Washington State

House of Representatives

Office of Program Research

BILL

ANALYSIS

Finance Committee

HB 2839

This analysis was prepared by non-partisan legislative staff for the use of legislative members in their deliberations. This analysis is not a part of the legislation nor does it constitute a statement of legislative intent.

Brief Description: Providing a sales and use tax exemption for certain new building construction to be used by maintenance repair operators for airplane repair and maintenance.

Sponsors: Representatives Springer and Nealey.

Brief Summary of Bill

  • Exempts from sales tax all charges for construction of a new building that will be owned or leased by an aircraft maintenance repair operator.

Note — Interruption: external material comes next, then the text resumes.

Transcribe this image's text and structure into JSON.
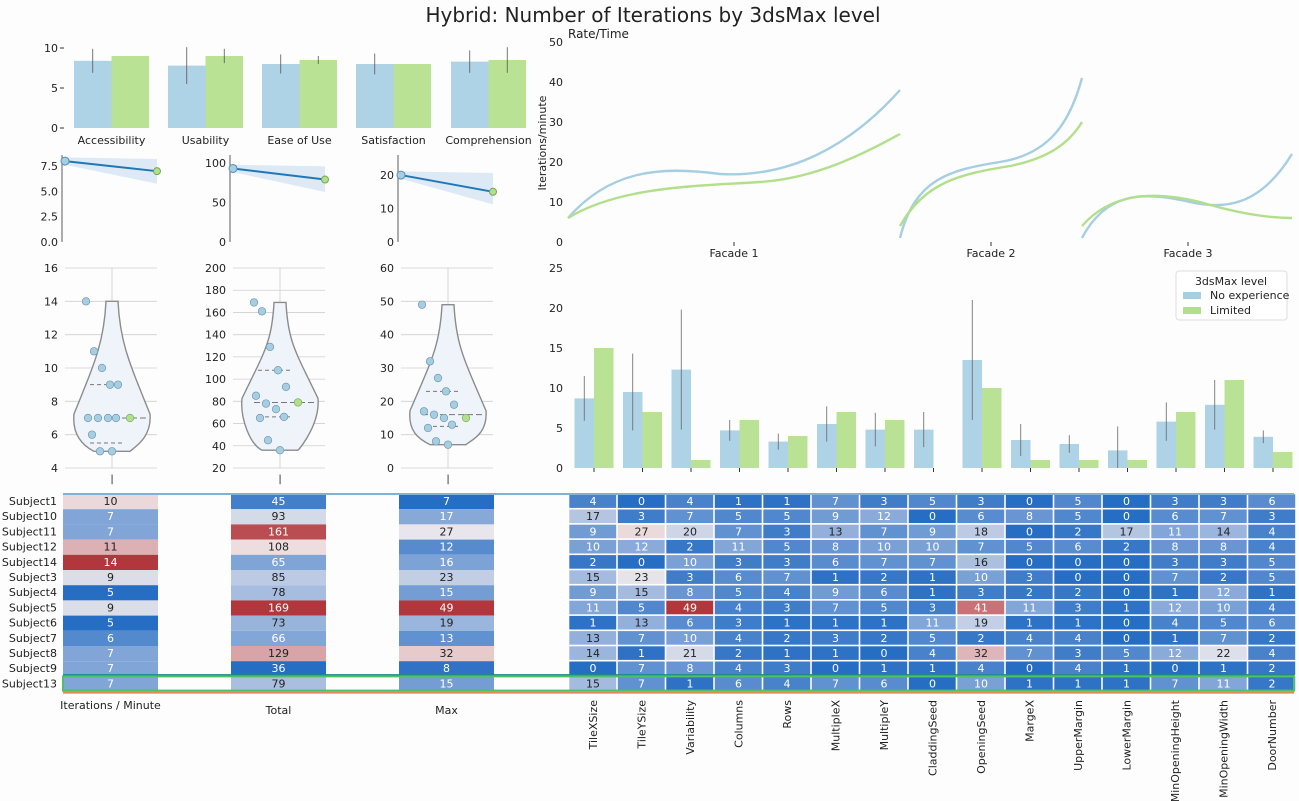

  • Defines an eligible maintenance repair operator as one that has received a certain certification from the Federal Aviation Administration (FAA)

Hearing Date: 1/29/16

Staff: Sarah McLaughlin Emmans (786-7288).

Background:

Aircraft Repair Station.

The National Air Transportation Association defines the term "repair station" as a maintenance facility that has a certificate issued by the Federal Aviation Administration (FAA) under Title 14 of the Code of Federal Regulations (14 CFR) Part 145 and is engaged in the maintenance, preventive maintenance, inspection, and alteration of aircraft and aircraft products. Maintenance facilities must apply to the FAA for a repair station certificate; at the end of the application process, the FAA may issue a certificate and a rating that describes the tasks that the repair station is capable of performing. According to the FAA, there are more than 100 repair stations in Washington State.

Sales and Use Tax.

Retail sales taxes are imposed on retail sales of most articles of tangible personal property, digital products, and some services (including construction). A retail sale is a sale to the final consumer or end user of the property, digital product, or service. If retail sales taxes were not collected when the user acquired the property, digital products, or services, then use taxes apply to the value of property, digital product, or service when used in this state. The state, most cities, and all counties levy retail sales and use taxes. The state sales and use tax rate is 6.5 percent; local sales and use tax rates vary from 0.5 percent to 3.1 percent, depending on the location.

Taxation of Construction Activities.

Prime contractors must collect retail sales tax from the purchaser of the construction project on the gross contract price (without deduction of costs incurred). Billing invoices must separately state the sales tax. If the contract requires retainage, sales tax must be computed before deducting such amounts. Retail construction services are sourced to the location where the construction takes place. A contractor is considered the consumer of items purchased for use in the construction process and not used as component parts of the finished structure, and therefore, retail sales tax must be paid to the vendors of such items. The purchase of materials by custom contractors that will become part of the completed project are purchases for resale (wholesale). Such purchases are not subject to retail sales tax. Reseller permits allow businesses to purchase items or services for resale without paying retail sales tax. Use tax is due if sales tax has not been paid on items the contractor uses as a consumer. Use tax is generally due (if sales tax has not been paid) on the following: equipment, tools, supplies, and rentals of equipment, even if the cost for these items is passed along to the purchaser of the construction project.

Exemption for Machinery and Equipment.

A retail sales and use tax exemption applies to new or replacement machinery and equipment (M&E) used in a manufacturing, testing, or research and development operation by a manufacturer or processor for hire. The exemption also applies to services, such as installation or repair services, rendered with respect to the M&E. The exemption applies to industrial fixtures and devices as well as pollution control equipment that is used in the manufacturing operation. The exemption does not apply to short-lived tools, hand tools, and consumable supplies.

Summary of Bill:

Payment by an eligible maintenance repair operator for the construction of a new building is exempt from sales tax. An eligible maintenance repair operator is a person classified by the FAA as a Part 145 certified repair station. The exemption also applies to construction of a new building paid for by a port district, political subdivision, or municipal corporation, if the building will be leased to an eligible maintenance repair operator.

The exemption also applies to any charges made for the installation in the building of any machinery and equipment that is not otherwise exempt from sales tax.

Construction of a new building that will be used by an eligible maintenance repair operator is exempt from use tax.

Sellers making tax-exempt sales must obtain an exemption certificate from the purchaser. Any person claiming the exemption is required to file an annual report with the Department of Revenue.

The tax preference is categorized as one intended to create jobs, and the tax preference performance statement requires the Joint Legislative Audit and Review Committee (JLARC) to evaluate whether or not the preferences have led to increased employment in the FAA repair station sector.

The act expires on January 1, 2027.

Appropriation: None.

Fiscal Note: Available.

Effective Date: The bill takes effect on July 1, 2016.